Der bloggende Sachverarbeiter

  • Von
  • ·
  • Geschätzte Lesezeit 2 Minuten

Eine alte, gusseiserne
WasserpumpeSteter Tropfen …

Gelegentlich werde ich gefragt, ob ich das denn dürfe – bloggen, über Lügde, über das Rathaus, über die Website der Stadt Lügde; ich, der stinknormale Rathaus-Sachverarbeiter, zu dessen Aufgabenfeld auch die „Betreuung“ der Website luegde.de gehört. – Hm …

Für gewöhnlich antworte ich darauf: Wieso? Es wird doch immer gepredigt: „Wir müssen die Demokratie stärken! Wir müssen die Politik den Bürgern näher bringen!“ Und ich bin Bürger. Und Steuerzahler. Und Wähler. Zugegeben, das ist ein kleines bisschen provokativ.

Das eigentliche Motiv ist jedoch schnell erklärt. Ich bin ein leidenschaftlicher Fan von den Möglichkeiten die sich mit diesem Zeugs, diesem Internetz bieten.
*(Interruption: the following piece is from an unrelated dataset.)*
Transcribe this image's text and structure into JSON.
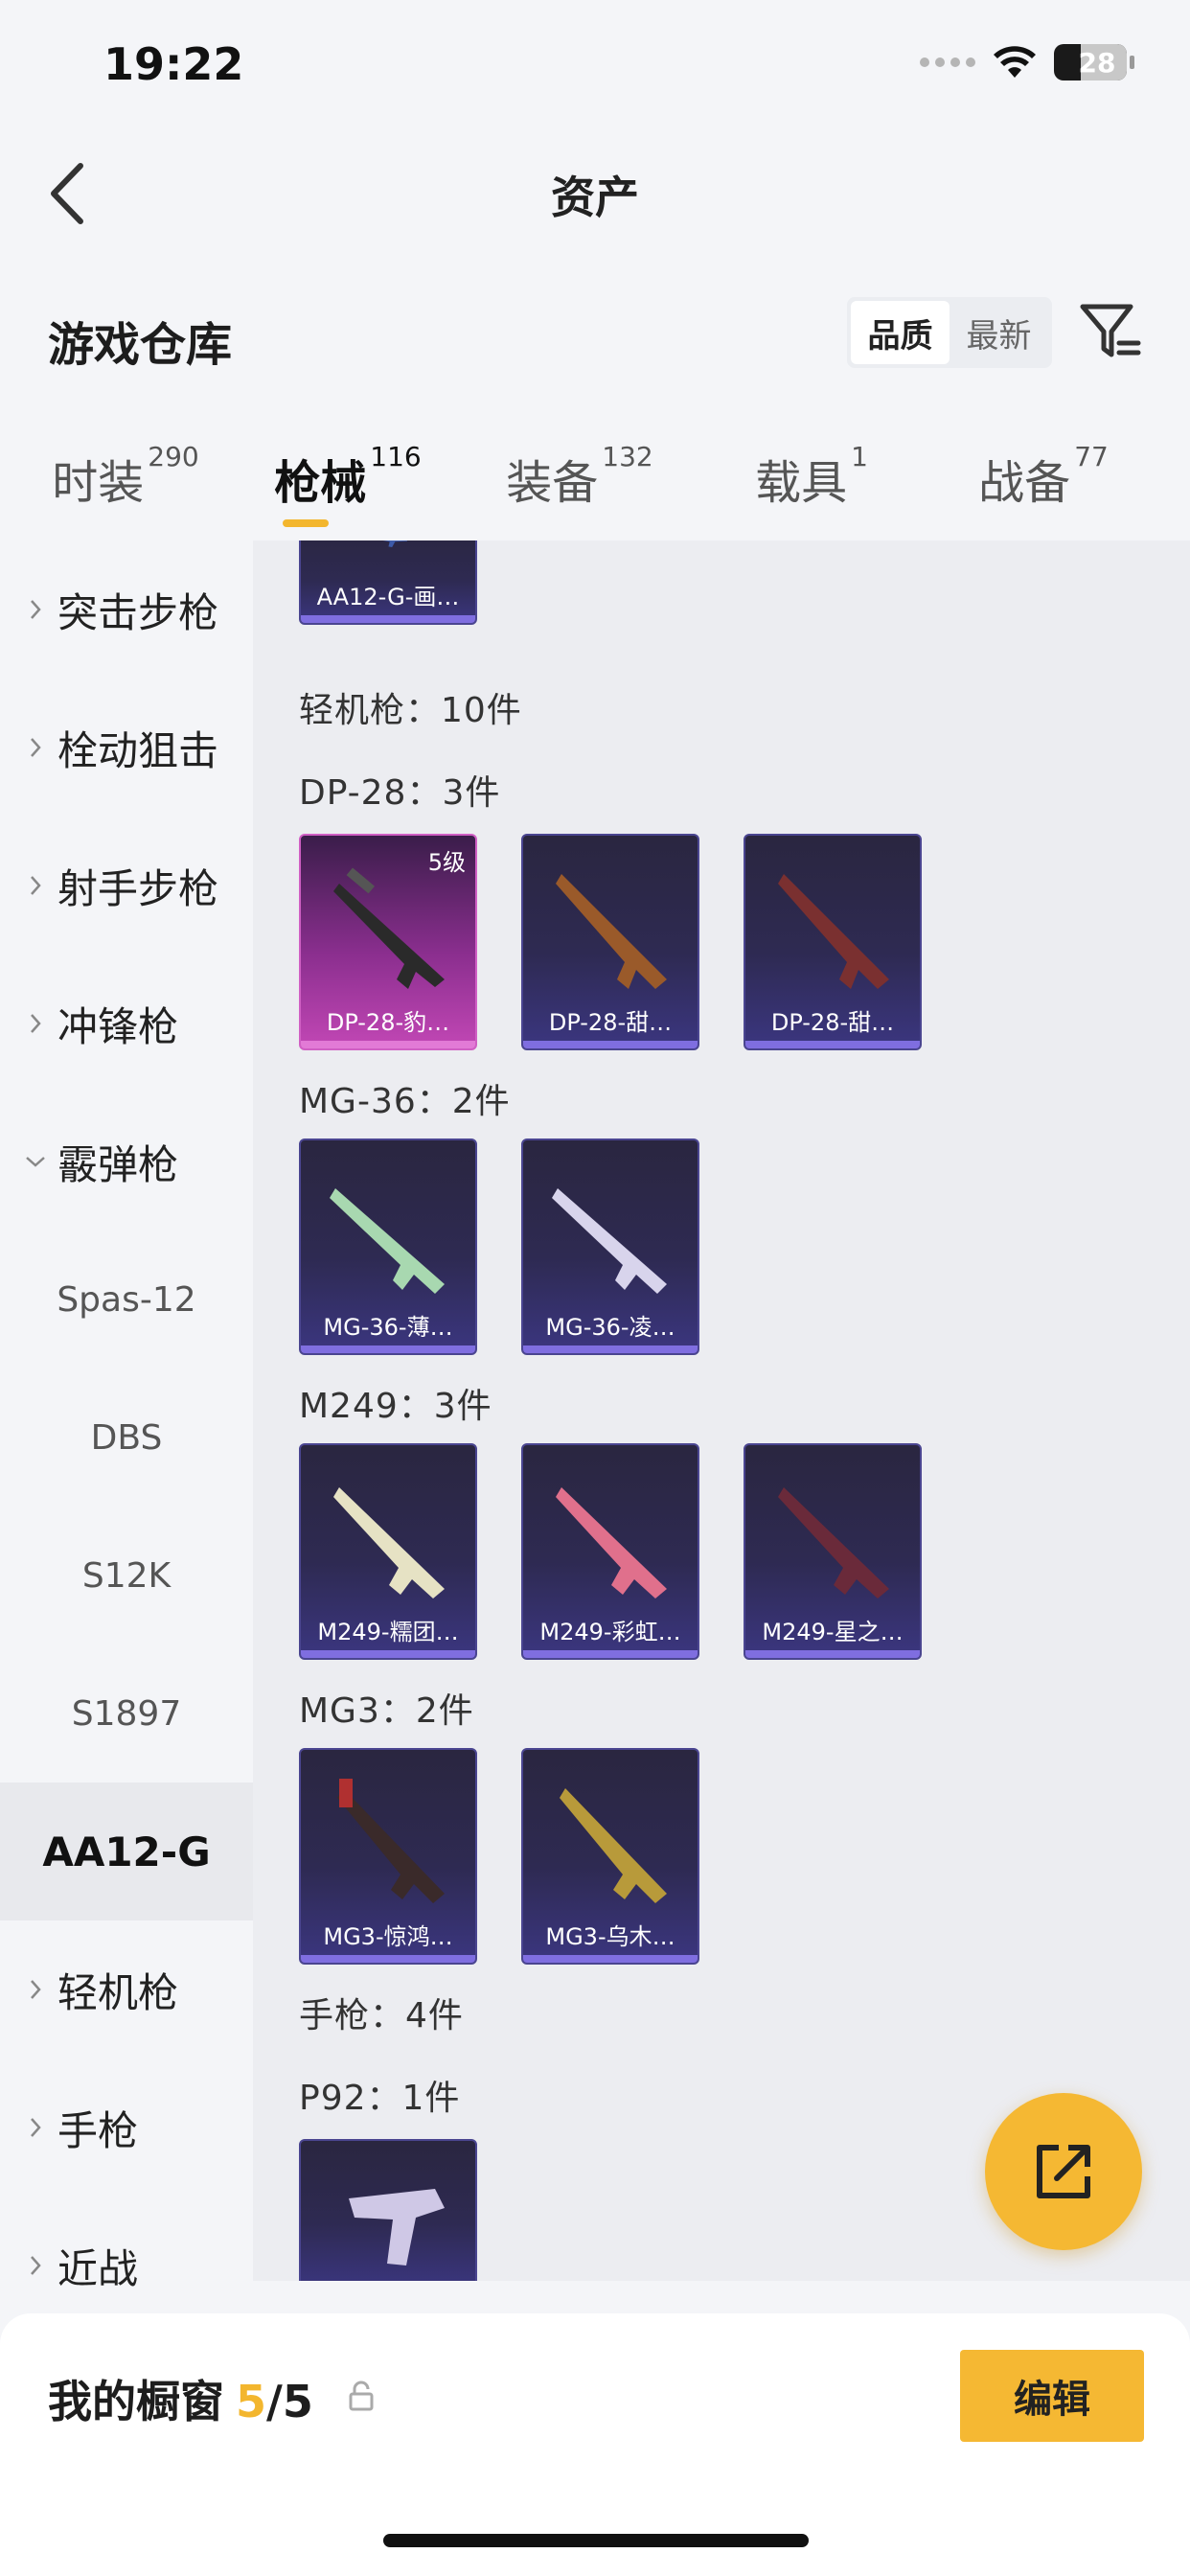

Und das bin ich eben nicht nur während meiner Arbeitszeit. Nebenbei: Davon profitiert das Rathaus nicht unerheblich. Also: Mit diesem Blog kann ich aufzeigen, warum wir etwas so und nicht anders gemacht haben, ich kann schildern was wir gelernt haben, und ich kann dokumentieren, was zudem möglich wäre.

Gleichwohl habe ich mir dafür auch schon einige (bislang noch verdeckte) Kritiken anhören müssen. Nicht viel. Aber nicht schön – für mich jetzt.

Die Situation hat aber einen Vorteil: Sie zwingt mich, die Contenance zu wahren. Nachteil: Mitunter werden dadurch einige Texte nebulöser, oder es fehlt ihnen an Verve und Esprit. Doch ich arbeite daran – also Bescheidenheit und Witz unter einen Hut zu bringen.

Heute aber bin ich mal nicht demütig. Kürzlich schrieb Thomas Knüwer einen Artikel, der sich genau mit diesem Punkt auseinandersetzt: „Privat halte ich mich eher mit den Internet zurück“.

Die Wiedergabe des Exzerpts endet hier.